Conservatives are often the most vocal when it comes to pushing for tough immigration policies focused on sealing the border and deporting everyone here illegally. Mainstream Republicans interested in trying to persuade more extreme constituents, might want to study a new report from the conservative American Action Forum. The group’s upcoming report is discussed in the latest issue of The Atlantic. From that story:

Yet with conservatives still reeling from their defeat in a battle over immigration policy and security funding earlier this week, a right-leaning policy group is releasing a new report aimed at nudging the GOP back toward the center. The study, which the American Action Forum plans to publish later on Friday, tests a rather straightforward proposition frequently offered by opponents of comprehensive immigration reform: How much would it cost to “immediately and fully enforce current law”—that is, to deport all undocumented immigrants while preventing another wave of people from entering illegally?
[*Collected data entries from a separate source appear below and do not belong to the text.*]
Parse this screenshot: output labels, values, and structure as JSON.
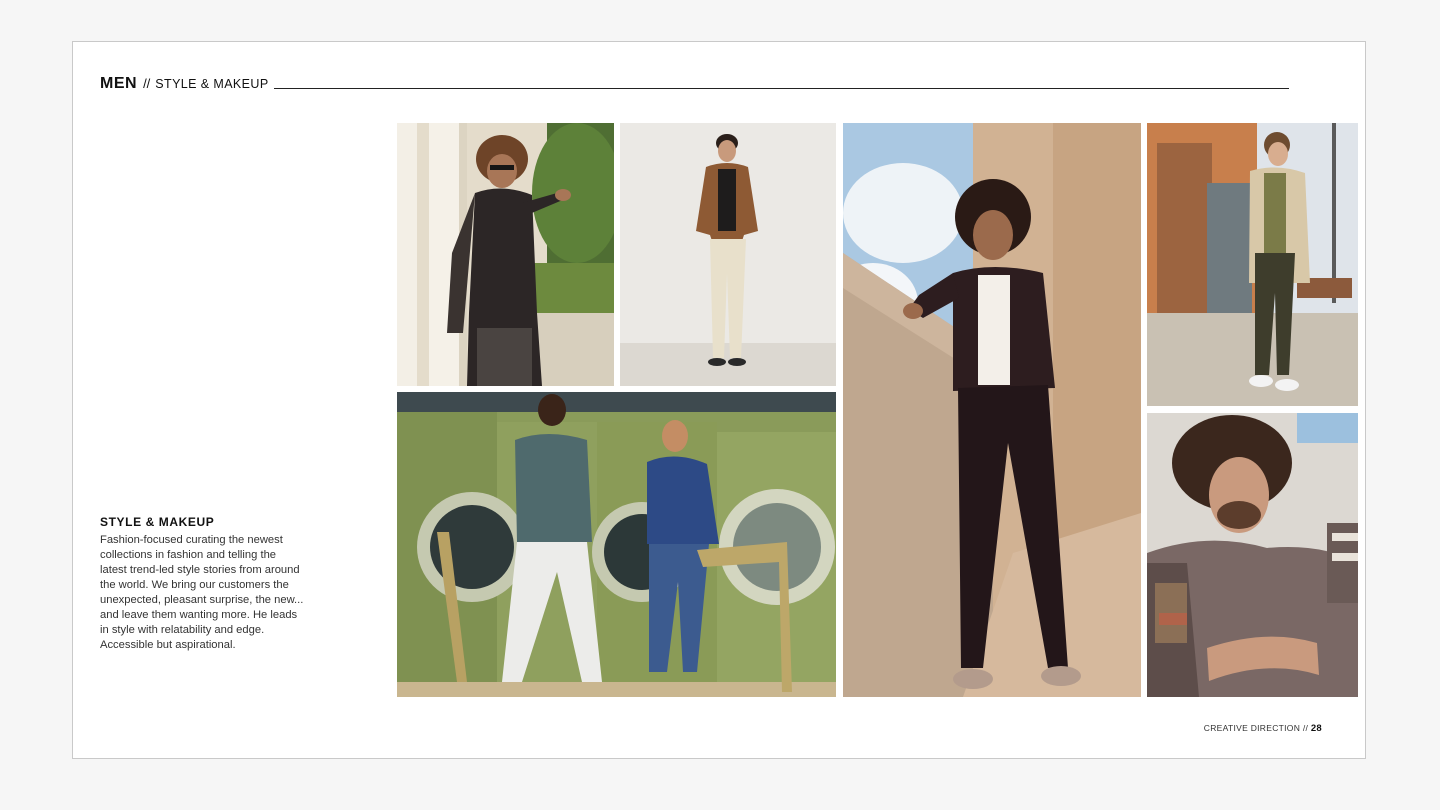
{
  "header": {
    "title": "MEN",
    "separator": "//",
    "subtitle": "STYLE & MAKEUP"
  },
  "intro": {
    "heading": "STYLE & MAKEUP",
    "body": "Fashion-focused curating the newest collections in fashion and telling the latest trend-led style stories from around the world. We bring our customers the unexpected, pleasant surprise, the new... and leave them wanting more. He leads in style with relatability and edge. Accessible but aspirational."
  },
  "photos": [
    {
      "name": "photo-curly-hair-sunglasses-man",
      "palette": [
        "#d8cdb5",
        "#2d2724",
        "#5e7f3a"
      ]
    },
    {
      "name": "photo-brown-jacket-man",
      "palette": [
        "#e8e6e2",
        "#8a5530",
        "#e7dfc9"
      ]
    },
    {
      "name": "photo-laundromat-two-men",
      "palette": [
        "#7c8d4f",
        "#2c3a66",
        "#e9e9e3"
      ]
    },
    {
      "name": "photo-man-against-concrete-wall",
      "palette": [
        "#c9a98b",
        "#2c1c1e",
        "#a9c6e0"
      ]
    },
    {
      "name": "photo-street-beige-coat-man",
      "palette": [
        "#c6b8a6",
        "#3e3d2c",
        "#d8cdb6"
      ]
    },
    {
      "name": "photo-wavy-hair-knit-sweater-man",
      "palette": [
        "#d9d5cf",
        "#6a5a55",
        "#3e2b22"
      ]
    }
  ],
  "footer": {
    "label": "CREATIVE DIRECTION",
    "separator": "//",
    "page_number": "28"
  }
}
The answer, researchers found, is quite a lot, both to taxpayers and the economy more broadly. Removing all 11.2 million undocumented immigrants, both forcibly and through Mitt Romney’s infamous “self-deportation” policy, would take about 20 years and cost the government between $400 billion and $600 billion. The impact on the economy would be even larger, according to the study: Real GDP would drop by nearly $1.6 trillion and the policy would shave 5.7 percent off economic growth. Researchers Laura Collins and Ben Gitis also write that their estimates are conservative, since they do not include, for example, the cost of constructing new courts, prisons, and other buildings that might be needed to process and detain millions of immigrants.

The study does not envision a new policy of mass deportation, with ICE agents rounding up immigrants in vans or going door-to-door to find them. Rather, researchers used the government’s own statement that it currently has the capacity to deport up to 400,000 immigrants annually (330,651 were removed in 2013) and asked what would happen if it actually did that, every year until the 11 million are gone. They also estimate that after the government announces a new policy of full enforcement, about 20 percent of the 11 million would leave voluntarily, leaving just about nine million that would need to be forcibly removed. “It still would be, I think, a shocking sight to the American people, to have the detentions, the deportations, the detention centers, the need for the administrative end of this,” said Douglas Holtz-Eakin, the group’s president. “If you were to do it faster and have vans sweeping in, I think that would have the untenable feel of the police state to the American people. We didn’t look at that.”

The American Action Forum is not some fringe group; it is well-entrenched in the establishment camp. Holtz-Eakin is a leading Republican economist who advised John McCain’s presidential campaign in 2008. In 2013, he released a paper arguing that comprehensive reform would boost economic growth and reduce long-term deficits by $2.5 trillion. The group’s board includes Michael Chertoff, the former homeland security secretary who helped lead President George W. Bush’s immigration-reform push in 2006 and 2007. It also includes Elaine Chao, the labor secretary in the Bush administration and the wife of Senate Majority Leader Mitch McConnell.

A few years back, I heard some sensible advice from a DC lobbyist who knows a thing or two about trying to get a law enacted. Don’t appeal to people’s sense of decency when making the case on immigration. Appeal to their self-interest. In this case, explain just what it would cost to enact the policy they want and ask them how they would pay for it. Would they be willing to raise taxes by $600 billion and risk the GDP decline that would inevitably cost millions of jobs and hurt our standard of living? Especially when there are many studies that show the opposite policy – legalizing the immigrants here and having a guest worker program to address future needs would give the economy a substantial boost.